Flavor of Love: Exhibition on food and sexuality to open at the Kinsey

Guest post courtesy of IU Communications multimedia intern Milana Katic:

Oysters, honey, chocolate-covered strawberries – everyone knows the reputations behind these sensual snacks, and now the Kinsey Institute is holding an exhibition in their honor.

Chocolate Toes

“Chocolate Toes,” color photograph by David Deaubrey. Courtesty of the Kinsey Institute.

Opening this Friday, Kinsey’s fall exhibition “The Taste of Seduction” is all about the association of food with sensuality, from erotic photography depicting food to ceramic teacups with a turn-on. The exhibition is part of Indiana University’s 2014 Themester “Eat, Drink, Think: Food from Art to Science,” and it’s sure to add a flavorful layer to an already food-filled semester.

“As soon as we heard about this year’s Themester, we thought: ‘Food and beverages, we can do that,'” said Catherine Johnson-Roehr, Curator of Art, Artifacts and Photographs at the Kinsey Institute. “We have a lot of artworks in which food and drinks are featured in a variety of ways, so we immediately decided we’d put together a show to display that aspect of our art collection.”

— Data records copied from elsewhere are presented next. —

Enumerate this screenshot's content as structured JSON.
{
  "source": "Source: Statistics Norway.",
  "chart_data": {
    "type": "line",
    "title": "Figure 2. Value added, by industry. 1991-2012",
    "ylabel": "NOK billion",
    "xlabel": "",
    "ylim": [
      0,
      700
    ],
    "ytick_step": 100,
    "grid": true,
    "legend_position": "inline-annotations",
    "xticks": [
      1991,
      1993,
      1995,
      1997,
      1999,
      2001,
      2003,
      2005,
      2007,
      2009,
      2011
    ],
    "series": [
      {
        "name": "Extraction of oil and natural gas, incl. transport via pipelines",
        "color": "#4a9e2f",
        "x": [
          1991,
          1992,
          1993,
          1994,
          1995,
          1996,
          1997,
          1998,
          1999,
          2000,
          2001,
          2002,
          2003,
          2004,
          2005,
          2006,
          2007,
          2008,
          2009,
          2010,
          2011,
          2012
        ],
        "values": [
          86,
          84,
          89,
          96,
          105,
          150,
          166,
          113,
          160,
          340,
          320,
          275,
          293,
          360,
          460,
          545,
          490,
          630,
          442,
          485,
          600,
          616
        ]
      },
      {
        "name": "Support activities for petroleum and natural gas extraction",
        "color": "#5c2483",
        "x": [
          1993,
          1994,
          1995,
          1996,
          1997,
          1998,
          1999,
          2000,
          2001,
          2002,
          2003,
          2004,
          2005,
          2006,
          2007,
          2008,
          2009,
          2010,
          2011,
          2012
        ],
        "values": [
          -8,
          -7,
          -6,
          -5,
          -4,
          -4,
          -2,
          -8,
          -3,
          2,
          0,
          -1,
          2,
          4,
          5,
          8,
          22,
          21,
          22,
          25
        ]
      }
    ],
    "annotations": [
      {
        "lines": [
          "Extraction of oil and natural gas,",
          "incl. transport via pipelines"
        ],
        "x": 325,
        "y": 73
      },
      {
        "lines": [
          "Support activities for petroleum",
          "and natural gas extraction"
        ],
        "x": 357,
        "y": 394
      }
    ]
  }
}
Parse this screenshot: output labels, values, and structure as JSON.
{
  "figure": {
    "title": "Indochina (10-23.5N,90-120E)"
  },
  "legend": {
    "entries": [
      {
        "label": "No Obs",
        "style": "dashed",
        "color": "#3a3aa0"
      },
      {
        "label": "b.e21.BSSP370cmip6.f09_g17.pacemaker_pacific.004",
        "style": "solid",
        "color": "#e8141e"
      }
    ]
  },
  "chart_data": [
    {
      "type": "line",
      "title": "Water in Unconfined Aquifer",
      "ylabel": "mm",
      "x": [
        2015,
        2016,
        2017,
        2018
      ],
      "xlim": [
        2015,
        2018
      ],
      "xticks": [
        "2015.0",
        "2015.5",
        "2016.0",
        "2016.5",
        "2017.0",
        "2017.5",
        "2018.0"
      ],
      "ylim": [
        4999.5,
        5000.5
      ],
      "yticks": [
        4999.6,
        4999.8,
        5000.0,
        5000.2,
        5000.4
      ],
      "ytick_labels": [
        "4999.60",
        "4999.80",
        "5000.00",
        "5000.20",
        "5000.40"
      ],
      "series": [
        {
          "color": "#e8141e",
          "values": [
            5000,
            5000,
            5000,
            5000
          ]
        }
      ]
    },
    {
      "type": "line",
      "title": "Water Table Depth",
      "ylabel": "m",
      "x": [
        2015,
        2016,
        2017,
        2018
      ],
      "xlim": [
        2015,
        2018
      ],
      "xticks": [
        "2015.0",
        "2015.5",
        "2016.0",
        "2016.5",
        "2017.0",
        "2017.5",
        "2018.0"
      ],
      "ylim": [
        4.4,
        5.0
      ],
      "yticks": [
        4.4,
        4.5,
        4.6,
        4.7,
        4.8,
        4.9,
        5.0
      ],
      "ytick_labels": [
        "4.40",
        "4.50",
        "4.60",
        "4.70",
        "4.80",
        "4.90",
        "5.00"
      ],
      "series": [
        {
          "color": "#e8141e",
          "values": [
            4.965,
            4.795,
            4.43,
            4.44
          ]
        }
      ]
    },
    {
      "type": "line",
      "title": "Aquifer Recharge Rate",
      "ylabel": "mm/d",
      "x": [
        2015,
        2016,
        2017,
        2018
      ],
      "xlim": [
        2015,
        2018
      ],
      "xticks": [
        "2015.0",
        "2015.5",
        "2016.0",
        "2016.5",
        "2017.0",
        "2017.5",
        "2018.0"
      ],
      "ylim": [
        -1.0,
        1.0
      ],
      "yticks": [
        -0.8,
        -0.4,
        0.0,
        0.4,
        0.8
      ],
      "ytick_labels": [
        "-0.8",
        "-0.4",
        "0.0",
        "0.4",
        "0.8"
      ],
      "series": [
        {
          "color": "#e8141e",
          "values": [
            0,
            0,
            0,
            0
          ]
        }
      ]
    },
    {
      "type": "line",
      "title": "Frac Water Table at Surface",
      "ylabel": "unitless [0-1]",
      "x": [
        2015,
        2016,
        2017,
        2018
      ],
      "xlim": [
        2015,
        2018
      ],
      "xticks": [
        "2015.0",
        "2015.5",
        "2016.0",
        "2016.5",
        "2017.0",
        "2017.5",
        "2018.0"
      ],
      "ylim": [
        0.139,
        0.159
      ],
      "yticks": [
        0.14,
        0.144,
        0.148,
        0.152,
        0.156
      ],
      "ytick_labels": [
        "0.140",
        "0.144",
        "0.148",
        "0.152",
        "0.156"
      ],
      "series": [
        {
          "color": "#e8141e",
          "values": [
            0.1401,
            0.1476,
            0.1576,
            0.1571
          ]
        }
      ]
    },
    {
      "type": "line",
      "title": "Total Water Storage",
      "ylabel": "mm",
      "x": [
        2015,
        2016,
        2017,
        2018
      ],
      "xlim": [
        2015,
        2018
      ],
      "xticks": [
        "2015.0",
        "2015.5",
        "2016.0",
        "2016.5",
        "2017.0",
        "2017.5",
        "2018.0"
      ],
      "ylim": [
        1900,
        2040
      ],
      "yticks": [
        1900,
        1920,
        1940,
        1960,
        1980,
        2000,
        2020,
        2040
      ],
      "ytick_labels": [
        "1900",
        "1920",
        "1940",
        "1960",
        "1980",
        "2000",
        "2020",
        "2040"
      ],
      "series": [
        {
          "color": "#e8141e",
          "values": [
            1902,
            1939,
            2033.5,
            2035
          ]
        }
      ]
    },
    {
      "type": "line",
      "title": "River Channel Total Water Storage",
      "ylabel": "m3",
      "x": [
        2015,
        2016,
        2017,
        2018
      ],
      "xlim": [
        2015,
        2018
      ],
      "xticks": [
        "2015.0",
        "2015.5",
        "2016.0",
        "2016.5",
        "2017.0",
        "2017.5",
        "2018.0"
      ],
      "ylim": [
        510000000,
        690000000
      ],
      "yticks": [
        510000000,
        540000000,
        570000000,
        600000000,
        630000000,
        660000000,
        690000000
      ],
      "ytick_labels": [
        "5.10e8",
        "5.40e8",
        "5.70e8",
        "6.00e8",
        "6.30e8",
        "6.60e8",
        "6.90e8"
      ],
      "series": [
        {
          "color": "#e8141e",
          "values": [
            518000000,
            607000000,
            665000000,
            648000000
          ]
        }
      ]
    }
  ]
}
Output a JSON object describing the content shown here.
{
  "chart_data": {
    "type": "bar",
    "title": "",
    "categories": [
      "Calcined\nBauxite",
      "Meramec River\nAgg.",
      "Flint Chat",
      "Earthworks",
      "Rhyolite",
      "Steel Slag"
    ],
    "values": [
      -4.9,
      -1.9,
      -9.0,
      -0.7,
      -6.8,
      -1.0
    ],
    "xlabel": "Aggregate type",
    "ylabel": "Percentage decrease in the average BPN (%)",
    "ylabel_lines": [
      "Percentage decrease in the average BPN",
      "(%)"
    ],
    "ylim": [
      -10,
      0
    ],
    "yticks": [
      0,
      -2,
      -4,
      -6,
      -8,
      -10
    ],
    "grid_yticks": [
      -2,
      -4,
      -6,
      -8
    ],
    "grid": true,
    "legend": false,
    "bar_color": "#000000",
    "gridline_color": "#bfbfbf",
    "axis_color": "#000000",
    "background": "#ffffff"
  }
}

In addition to showcasing a collection of art and artifacts spanning a variety of artistic genres, the opening reception will include taste stations filled with your choice of edible aphrodisiacs. Each area will include a brief description on why the food is interpreted as an aphrodisiac — some with scientific explanations and others cultural.  Tierney Lorenz, post-doctoral fellow at Kinsey, says much of the science of aphrodisiacs is based on little empirical evidence.

“Unfortunately, science has not given us a strong basis by which to say that any one food item is going to be an aphrodisiac, but that certainly doesn’t stop people from trying,” said Lorenz. “There is a very powerful cultural aspect in food practices and myths about food. Those can have a prominent effect on sexual desire and pleasure, and that’s nothing to be scoffed at. The science of placebo says that they can still have very powerful effects.”

Women Drinking Beer

“Women Drinking Beer,” photograph. Courtesy of The Kinsey Institute.

“We’re not claiming that any of these foods will make people run out and have sex, but it’s just a fun and different way to approach the subject of food and its role in romance and sexual expression,” said Johnson-Roehr. “The reception should be a pretty interesting and flavorful event.”

The opening reception, “Arousing Desire with Edible Aphrodisiacs” will be held from 4:30 p.m. to 7 p.m. Sept. 19 in the Kinsey Institute Gallery. “The Taste of Seduction” is opening in tandem with Kinsey’s other fall exhibition “Undress Me: A Peek at 19th and 20th Century Undergarments,” a collaborative exhibition with the Sage Collection. Both shows will remain at the gallery until Dec. 23.

The event and exhibitions are free to the public. You must be 18 or older to attend unless accompanied by a parent or guardian. The Kinsey Institute Gallery is open from 1 p.m. to 5 p.m. weekdays or by appointment.